Sam Williamson, who is leading the Lesotho Shepherds TIMO team, talks about finding a suitable location for the team and the unique living conditions…
Our team is unique to TIMO in that their living conditions amongst the shepherds of Lesotho will be so basic that they’ll need a week a month at a basecamp home to keep them going for 2 years of shepherding! Their shepherd huts will consist of no furniture (so that’s easy), just a camping mat and sleeping bag and they’ll be building the very small basic huts themselves. We still need to source some long grass for the thatched roof, but all the other materials will be taken from the land where they build.
Watch this short film of the scouting trip for the shepherd’s team
Many of you will know about the struggles this team has had to raise their finance.

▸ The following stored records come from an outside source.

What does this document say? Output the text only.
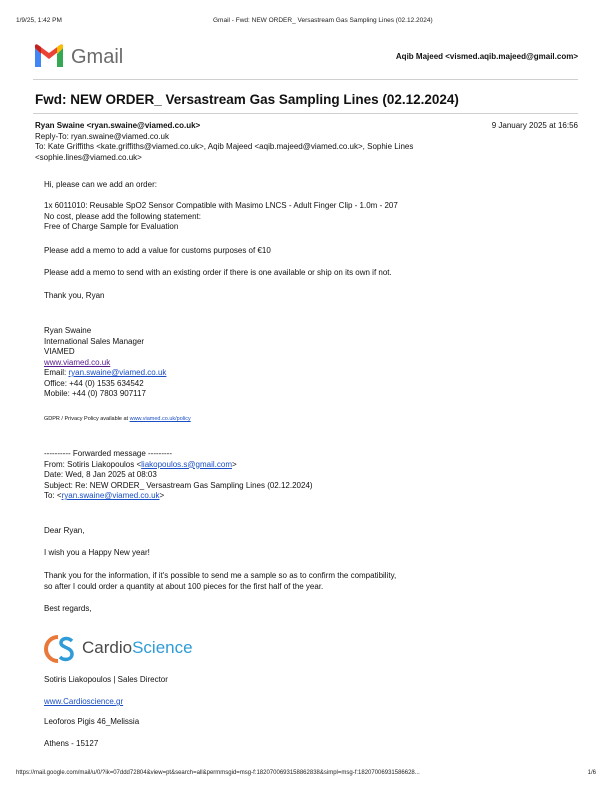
1/9/25, 1:42 PM	Gmail - Fwd: NEW ORDER_ Versastream Gas Sampling Lines (02.12.2024)
Gmail	Aqib Majeed <vismed.aqib.majeed@gmail.com>
Fwd: NEW ORDER_ Versastream Gas Sampling Lines (02.12.2024)
Ryan Swaine <ryan.swaine@viamed.co.uk>
Reply-To: ryan.swaine@viamed.co.uk
To: Kate Griffiths <kate.griffiths@viamed.co.uk>, Aqib Majeed <aqib.majeed@viamed.co.uk>, Sophie Lines
<sophie.lines@viamed.co.uk>
9 January 2025 at 16:56
Hi, please can we add an order:
1x 6011010: Reusable SpO2 Sensor Compatible with Masimo LNCS - Adult Finger Clip - 1.0m - 207
No cost, please add the following statement:
Free of Charge Sample for Evaluation
Please add a memo to add a value for customs purposes of €10
Please add a memo to send with an existing order if there is one available or ship on its own if not.
Thank you, Ryan
Ryan Swaine
International Sales Manager
VIAMED
www.viamed.co.uk
Email: ryan.swaine@viamed.co.uk
Office: +44 (0) 1535 634542
Mobile: +44 (0) 7803 907117
GDPR / Privacy Policy available at www.viamed.co.uk/policy
---------- Forwarded message ---------
From: Sotiris Liakopoulos <liakopoulos.s@gmail.com>
Date: Wed, 8 Jan 2025 at 08:03
Subject: Re: NEW ORDER_ Versastream Gas Sampling Lines (02.12.2024)
To: <ryan.swaine@viamed.co.uk>
Dear Ryan,
I wish you a Happy New year!
Thank you for the information, if it's possible to send me a sample so as to confirm the compatibility,
so after I could order a quantity at about 100 pieces for the first half of the year.
Best regards,
CardioScience
Sotiris Liakopoulos | Sales Director
www.Cardioscience.gr
Leoforos Pigis 46_Melissia
Athens - 15127
https://mail.google.com/mail/u/0/?ik=07ddd72804&view=pt&search=all&permmsgid=msg-f:1820700693158862838&simpl=msg-f:18207006931586628...	1/6
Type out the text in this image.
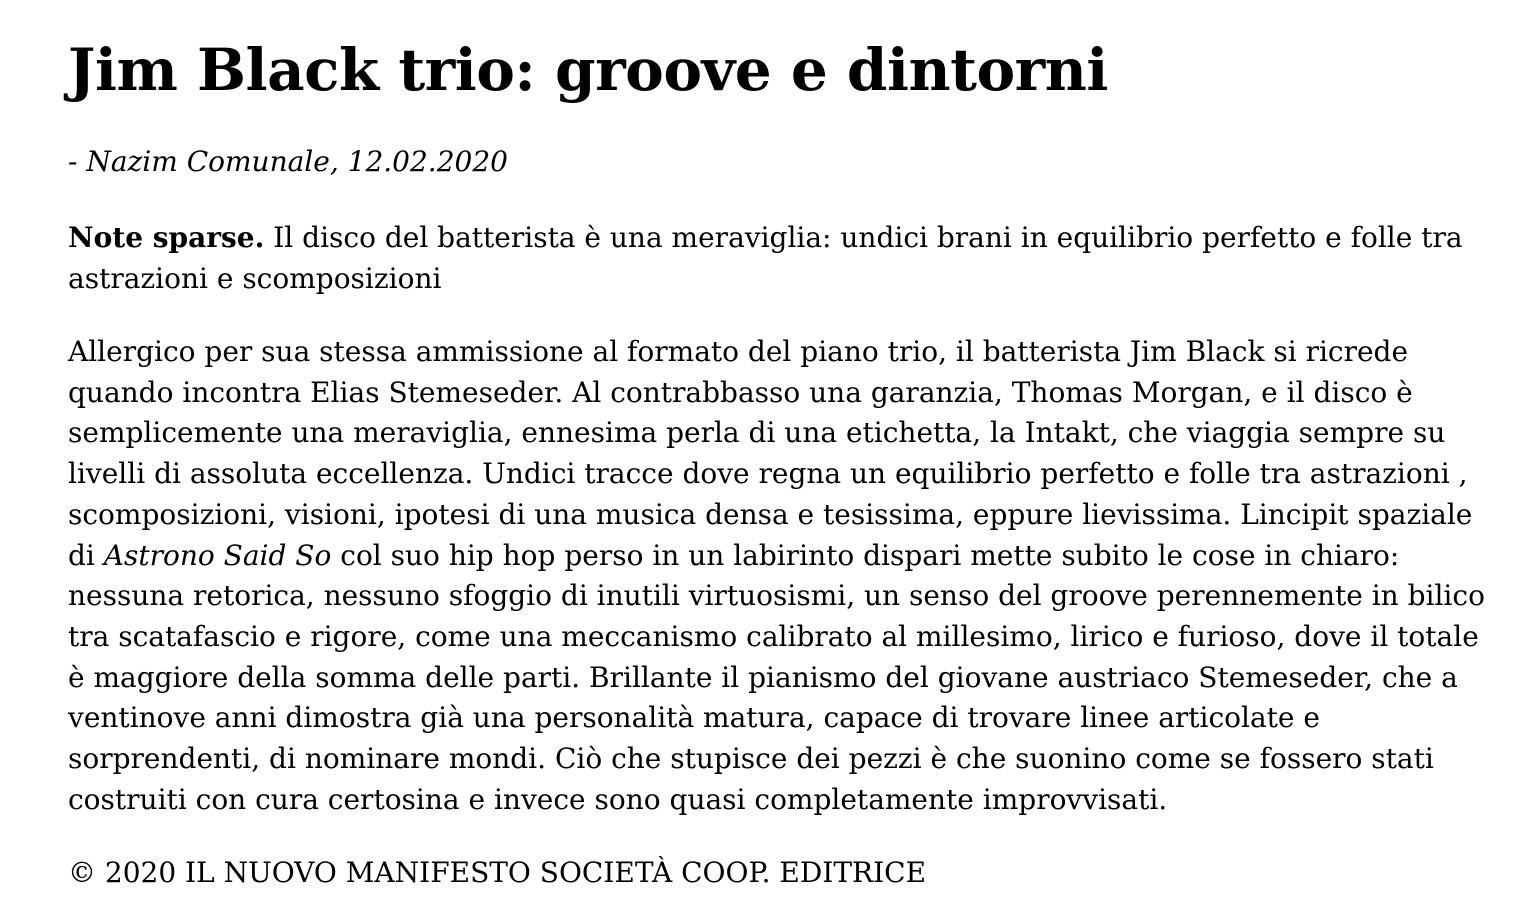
Jim Black trio: groove e dintorni

- Nazim Comunale, 12.02.2020

Note sparse. Il disco del batterista è una meraviglia: undici brani in equilibrio perfetto e folle tra astrazioni e scomposizioni

Allergico per sua stessa ammissione al formato del piano trio, il batterista Jim Black si ricrede quando incontra Elias Stemeseder. Al contrabbasso una garanzia, Thomas Morgan, e il disco è semplicemente una meraviglia, ennesima perla di una etichetta, la Intakt, che viaggia sempre su livelli di assoluta eccellenza. Undici tracce dove regna un equilibrio perfetto e folle tra astrazioni , scomposizioni, visioni, ipotesi di una musica densa e tesissima, eppure lievissima. Lincipit spaziale di Astrono Said So col suo hip hop perso in un labirinto dispari mette subito le cose in chiaro: nessuna retorica, nessuno sfoggio di inutili virtuosismi, un senso del groove perennemente in bilico tra scatafascio e rigore, come una meccanismo calibrato al millesimo, lirico e furioso, dove il totale è maggiore della somma delle parti. Brillante il pianismo del giovane austriaco Stemeseder, che a ventinove anni dimostra già una personalità matura, capace di trovare linee articolate e sorprendenti, di nominare mondi. Ciò che stupisce dei pezzi è che suonino come se fossero stati costruiti con cura certosina e invece sono quasi completamente improvvisati.

© 2020 IL NUOVO MANIFESTO SOCIETÀ COOP. EDITRICE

We are so thankful to God for the many of you who generously helped raise all that was needed. Chris Klompas commented by saying, ‘words can’t begin to describe the joy and gratitude at being on the receiving end of such an amazing miracle! The peace experienced has been priceless for me, knowing that God is behind this mission trip.’
TIMO: sharing stories
TIMO is a two-year training programme with a team approach to learning and outreach amongst unreached people groups. Each team is different but shares the same 12 core values, one of which is to learn the local language and culture. For the Shepherd team that will mean learning Sesotho. Lacking literacy, the Shepherds have an oral culture of songs and stories. The team hope to be able to share stories of Jesus in this way as a powerful witness.
Finding a location
Finalising the location they’ll be living in has been more difficult. The shepherds are semi-nomadic and a cattle post could be occupied one week and vacant the next. Not only that, but if we decide on a location for the team to start in then we have to be confident that when they move with the shepherds they won’t be too far from a road. This would cause problems for us being able to reach them for weekly 1-2-1’s and emergencies. Once we have a fixed location we still need to negotiate permission from the stock-owners, who effectively employ (but some call it a form of slavery) the shepherds, to allow our team to live at their cattle posts. We’ve also had continuous maintenance problems with our vehicles that has hampered attempts to get to the shepherds. All of that mixed in with the on-going uncertainty of how many team members we will have and their own difficulties of raising support, plus settling our children into new schools, new cultures and a new home has led to an eventful, enjoyable and emotional 6 months! We rest on God’s word that assures us his plans will prevail whether we do the right thing or not (Prov 21v30), and that he desires all nations to hear the gospel (Matt 28v19).